Jeolojik yapısı bakımından Konya deprem riskini asgari derecede taşıyan ve nadir bulunacak bir konumdadır. İklim bakımından da belirli bir sorunla karşılaşmamız pek olası değildir. (Daha evvel Olimpiyatların organize edildiği bazı kentlere bakarsak şehrimiz iklimi kabul edilecek bir görünüm sunar.)
Buna paralel olarak düz denebilecek bir ovada yer alması hem inşaat maliyetlerini hem de ulaşım yatırımlarını çok ciddi bir şekilde azaltacağı kesindir.
Bu çerçevede, fikirlerine müracaat ettiğim uzman dostların, Konya’nın hemen dışında kurulacak bir Olimpiyat kenti için kabaca çıkardıkları bütçe şöyle bir listeden oluşmaktadır:
Olimpiyat Köyü barınma ve sosyal tesisleri 200 milyon dolar. Bu köyün çevresine adeta birer uydu gibi inşa edilmek üzere, stadyum 280 milyon dolar, kapalı yüzme havuzu 165 milyon, kapalı spor salonu 180 milyon, kapalı velodrom (bisiklet pisti) 210 milyon, toplam 1 milyar 35 milyon dolar.

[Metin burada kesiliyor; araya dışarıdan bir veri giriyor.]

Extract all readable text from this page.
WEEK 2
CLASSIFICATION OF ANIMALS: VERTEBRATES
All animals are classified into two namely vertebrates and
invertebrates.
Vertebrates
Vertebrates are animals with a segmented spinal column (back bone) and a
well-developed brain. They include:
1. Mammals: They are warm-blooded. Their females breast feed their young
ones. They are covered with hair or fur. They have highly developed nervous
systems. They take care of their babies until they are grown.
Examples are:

Konya ve civarında bulunan benzeri tesisler ise küçük onarımlardan sonra, antrenmanlara veya eleme müsabakalarına tahsis edilebilir. Özetle ortaya çıkacak nihai rakam yukarda saydıklarımdan yüzde elli fazla olsa bile yine şimdiye kadar öngörülen ve medyada yayınlanan seviyelerin altında kalmaktadır. Bu rakamlar olimpiyat komitesince ‘ürkütücü’ veya ‘şüpheli’ olarak nitelendirilmez. .
Böylesine bir faaliyeti başlatabilirsek sadece Konya’ya değil, tüm bölgeye muazzam bir sosyal ve ekonomik canlılık kazandırılacağı kesindir. Ama daha önemlisi Olimpiyat seçici komitesinin seçim kıstaslarına cevap vermek için tüm yöre halkının canla başla çalışacağına da mutlak gözüyle bakıyorum.
Zaten esas olan da budur; bu teşebbüse girişmeden evvel Konya halkının tam concensus’u* gerekir. Ondan sonrası nispeten kolaydır, çünkü sadece teknoloji devreye girecektir.”
Görüşlerimi sundum. Her halükarda Olimpiyatların ülkemizde yer alması bilhassa gençler için büyük bir ilham kaynağı olacak ve tüm spor branşlarında büyük gelişmeler yaşanacaktır.
---
*consensus: fikir birliği veya tam mutabakat.